The 11 key goals encompassed within the new plan include:

  • Enhancing the curriculum to expand the intellectual, ethical and leadership quality of USG graduates;
  • Expanding participation in higher education by better serving the needs of non-traditional students, increasing distance education opportunities, advancing the use of the state’s public libraries, and increasing marketing efforts regarding the advantages of higher education.
  • Improving the quality of the curriculum, research activities and international opportunities in the System;
  • Increasing academic productivity via improved recruitment of new students, increasing the number of current students who remain in college, improving the time it takes students to earn a degree, increasing the number of credit hours students take, augmenting continuing education opportunities and continuing the use of technology in the delivery of instruction and student services;
  • Emphasizing the recruitment, hiring and retention of the best possible faculty, staff and administrators;
  • Accelerating economic development by producing graduates and academic programs to meet state need, and expanding marketing of the University System as an economic asset of the state;
  • Identifying best business practices for potential replication in the operational and administrative functions of the University System by benchmarking national peers;
  • Providing and maintaining superior facilities within the University System, and speeding up the timeline to their usage;
  • Making USG education “seamless” with K-12, DTAE and the state’s private postsecondary sector;
  • Increasing, diversifying and strategically allocating funding for the University System; and
  • Maximizing cooperation with other state agencies, boards, Office of the Governor and General Assembly while maintaining the Constitutional authority of the Board of Regents.

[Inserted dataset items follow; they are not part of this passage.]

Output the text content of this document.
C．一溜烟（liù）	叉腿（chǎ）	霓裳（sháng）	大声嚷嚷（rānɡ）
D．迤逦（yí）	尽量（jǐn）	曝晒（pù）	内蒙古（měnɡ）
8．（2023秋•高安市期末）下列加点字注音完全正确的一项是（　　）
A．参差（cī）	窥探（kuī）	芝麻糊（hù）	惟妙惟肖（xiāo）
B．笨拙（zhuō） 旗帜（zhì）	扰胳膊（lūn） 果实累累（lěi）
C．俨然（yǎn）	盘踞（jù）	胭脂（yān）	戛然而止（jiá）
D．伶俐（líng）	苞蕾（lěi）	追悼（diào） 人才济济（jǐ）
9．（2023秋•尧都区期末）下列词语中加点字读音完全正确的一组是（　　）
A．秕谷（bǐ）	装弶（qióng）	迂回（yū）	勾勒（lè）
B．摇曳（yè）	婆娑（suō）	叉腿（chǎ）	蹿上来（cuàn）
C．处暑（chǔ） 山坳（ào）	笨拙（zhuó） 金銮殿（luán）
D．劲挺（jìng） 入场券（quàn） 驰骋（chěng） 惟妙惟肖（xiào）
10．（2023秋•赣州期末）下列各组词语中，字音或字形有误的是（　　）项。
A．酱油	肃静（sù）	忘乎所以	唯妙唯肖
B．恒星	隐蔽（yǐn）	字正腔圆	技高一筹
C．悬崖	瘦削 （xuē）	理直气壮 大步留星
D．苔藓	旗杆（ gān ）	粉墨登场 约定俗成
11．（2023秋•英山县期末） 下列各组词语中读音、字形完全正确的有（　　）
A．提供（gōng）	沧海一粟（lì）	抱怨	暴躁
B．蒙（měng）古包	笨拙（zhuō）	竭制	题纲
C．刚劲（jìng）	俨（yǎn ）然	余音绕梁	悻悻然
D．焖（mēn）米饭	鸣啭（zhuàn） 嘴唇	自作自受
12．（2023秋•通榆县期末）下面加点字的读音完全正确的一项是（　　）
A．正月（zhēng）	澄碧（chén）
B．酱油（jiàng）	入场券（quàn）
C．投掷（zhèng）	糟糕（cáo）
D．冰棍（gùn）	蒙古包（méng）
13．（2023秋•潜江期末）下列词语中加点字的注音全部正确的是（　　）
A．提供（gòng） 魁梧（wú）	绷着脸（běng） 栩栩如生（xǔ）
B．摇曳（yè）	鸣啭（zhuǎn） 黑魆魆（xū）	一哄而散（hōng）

While much of the strategic plan outlines new goals and directions for the University System of Georgia, the Board of Regents maintained its strong commitment to accountability, first shaped in its 1994 plan. The language was transferred in tact to the new plan, and reads: “In meeting these goals, the University System of Georgia will hold itself accountable to the citizens of Georgia for the effective and efficient use of every available material resource, new technology, and human insight and activity and charge its collective intellectual power on behalf of the state.”

The first draft of the strategic plan was reviewed initially by the regents at their June board meeting. They were given time to reflect and provide feedback regarding the recommendations over the past two months before voting on the revised document. At the Board’s upcoming September and October meetings, the regents will review proposed implementation or policy documents for the new strategic plan. Final approval of the implementation process, including specific targets and goals, is expected early in 2002. This timetable accommodates the Board of Regents’ current search for a new chancellor, who will be expected to provide insight and input into the strategic planning process before it is finalized.